Ensuite, des aménagements nécessaires à l’activité même de Culture Commune ont été réalisés, permettant ainsi la création de plusieurs bureaux, d’une salle de réunion, d’un espace rassemblant Espace Culture Multimédia et Centre de Ressources sur les Ecritures Contemporaines, un local technique, une cuisine et un hall d’accueil.
Labellisé Scène Nationale en 1999, le lieu accueille le public à travers les ateliers hebdomadaires qui y sont proposés, les ateliers artistiques durant les vacances scolaires pour les enfants des trois communes limitrophes du site : Lens, Liévin et Loos en Gohelle, et les Rendez-Vous avec le public tout au long de l’année, où les compagnies en résidence présentent leur étape de création.
L’installation sur le 11/19 n’a pas changé les objectifs premiers de développement du territoire de Culture Commune et les a, au contraire, renforcés. Chantal Lamarre, créatrice et directrice de l’association, place en avant la nécessité pour Culture Commune d’avoir les moyens de diffuser les œuvres artistiques et de recevoir les artistes sur le territoire dans un souci de développement, “ autant je faisais valoir la charte24 selon laquelle on n’aurait pas de lieu de diffusion, autant je n’ai jamais dit qu’il ne fallait pas d’autres lieux, d’autres espaces pour la création et pour le travail des artistes désireux de s’investir sur ce territoire ” 25 L’association Culture Commune a gagné en lisibilité en s’inscrivant dans un lieu précis. D’autre part, elle a pu bénéficier d’un espace de travail pour ses propres activités plus cohérent qu’à Aix-Noulette.

L’équipe actuelle de Culture Commune est composée de trente-deux personnes, avec une attention portée depuis l’entrée dans les locaux du 11/19, sur les relations publiques (pour une véritable présence sur le territoire) et sur l’équipe technique (pour augmenter les possibilités d’accueil d’équipes artistiques et de leurs projets).
Cette présentation préalable au développement de notre propos permet de poser le cadre de notre étude.
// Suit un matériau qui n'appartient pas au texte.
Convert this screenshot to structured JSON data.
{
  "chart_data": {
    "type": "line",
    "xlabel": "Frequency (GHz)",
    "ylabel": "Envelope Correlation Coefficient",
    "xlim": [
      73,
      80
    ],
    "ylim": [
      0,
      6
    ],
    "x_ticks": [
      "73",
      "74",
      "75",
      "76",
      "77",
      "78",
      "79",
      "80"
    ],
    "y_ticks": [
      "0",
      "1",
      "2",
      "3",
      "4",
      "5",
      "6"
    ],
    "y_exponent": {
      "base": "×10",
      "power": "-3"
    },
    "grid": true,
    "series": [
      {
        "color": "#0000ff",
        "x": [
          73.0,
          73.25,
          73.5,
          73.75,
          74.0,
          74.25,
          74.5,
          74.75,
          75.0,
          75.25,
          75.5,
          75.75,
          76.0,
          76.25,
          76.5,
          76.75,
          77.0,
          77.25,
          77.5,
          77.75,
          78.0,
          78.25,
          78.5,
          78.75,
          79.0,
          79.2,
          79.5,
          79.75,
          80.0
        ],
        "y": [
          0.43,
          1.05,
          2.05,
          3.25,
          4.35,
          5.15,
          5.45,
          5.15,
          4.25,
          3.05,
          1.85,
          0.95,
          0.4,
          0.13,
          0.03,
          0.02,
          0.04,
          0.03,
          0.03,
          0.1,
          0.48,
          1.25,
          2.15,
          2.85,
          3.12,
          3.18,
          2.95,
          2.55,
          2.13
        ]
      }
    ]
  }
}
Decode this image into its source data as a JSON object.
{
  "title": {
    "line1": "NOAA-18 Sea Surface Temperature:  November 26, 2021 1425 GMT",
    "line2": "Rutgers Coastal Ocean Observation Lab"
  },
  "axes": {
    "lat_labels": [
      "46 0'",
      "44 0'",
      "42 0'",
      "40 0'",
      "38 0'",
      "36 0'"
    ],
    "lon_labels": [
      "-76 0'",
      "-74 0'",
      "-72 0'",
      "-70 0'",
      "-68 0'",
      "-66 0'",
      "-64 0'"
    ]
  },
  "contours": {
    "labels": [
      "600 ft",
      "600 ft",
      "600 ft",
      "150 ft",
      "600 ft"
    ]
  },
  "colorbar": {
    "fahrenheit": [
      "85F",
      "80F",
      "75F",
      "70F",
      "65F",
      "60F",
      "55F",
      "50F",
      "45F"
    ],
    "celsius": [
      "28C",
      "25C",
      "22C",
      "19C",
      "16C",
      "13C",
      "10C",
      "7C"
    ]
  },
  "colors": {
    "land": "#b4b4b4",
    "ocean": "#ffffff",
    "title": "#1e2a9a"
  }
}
Nous disposons donc d’un territoire dont l’histoire a été marquée par une activité industrielle importante. Des vestiges de cette histoire sont encore présents et font l’objet de reconversions particulières. Nous nous attachons à deux de ces vestiges : chacun des deux devient intéressant à étudier car ce sont deux projets culturels différents réalisés dans un cadre identique.

Il nous faut maintenant entrer au cœur de notre réflexion en nous interrogeant sur les modalités de reconversion de ces deux sites ou parties de sites en lieu de culture. En effet, comment une équipe culturelle, qui investit le lieu industriel et qui fait de ce dernier un lieu de travail, considère t-il ce nouvel espace ?

Chapitre II – Quand un lieu industriel devient lieu de culture
En conséquence, souhaitant éclaircir les motivations et la mise en place de cette reconversion, nous avons observé comment s’était opérée l’installation du projet culturel sur le lieu industriel à travers les deux exemples que sont Culture Commune et le Centre Historique Minier.

Trois éléments sont à mettre en évidence dans notre analyse : tout d’abord, la question de la motivation, ensuite, la question du rapport à l’architecture du lieu, enfin la place de la mémoire du lieu dans la reconversion en lieu de culture.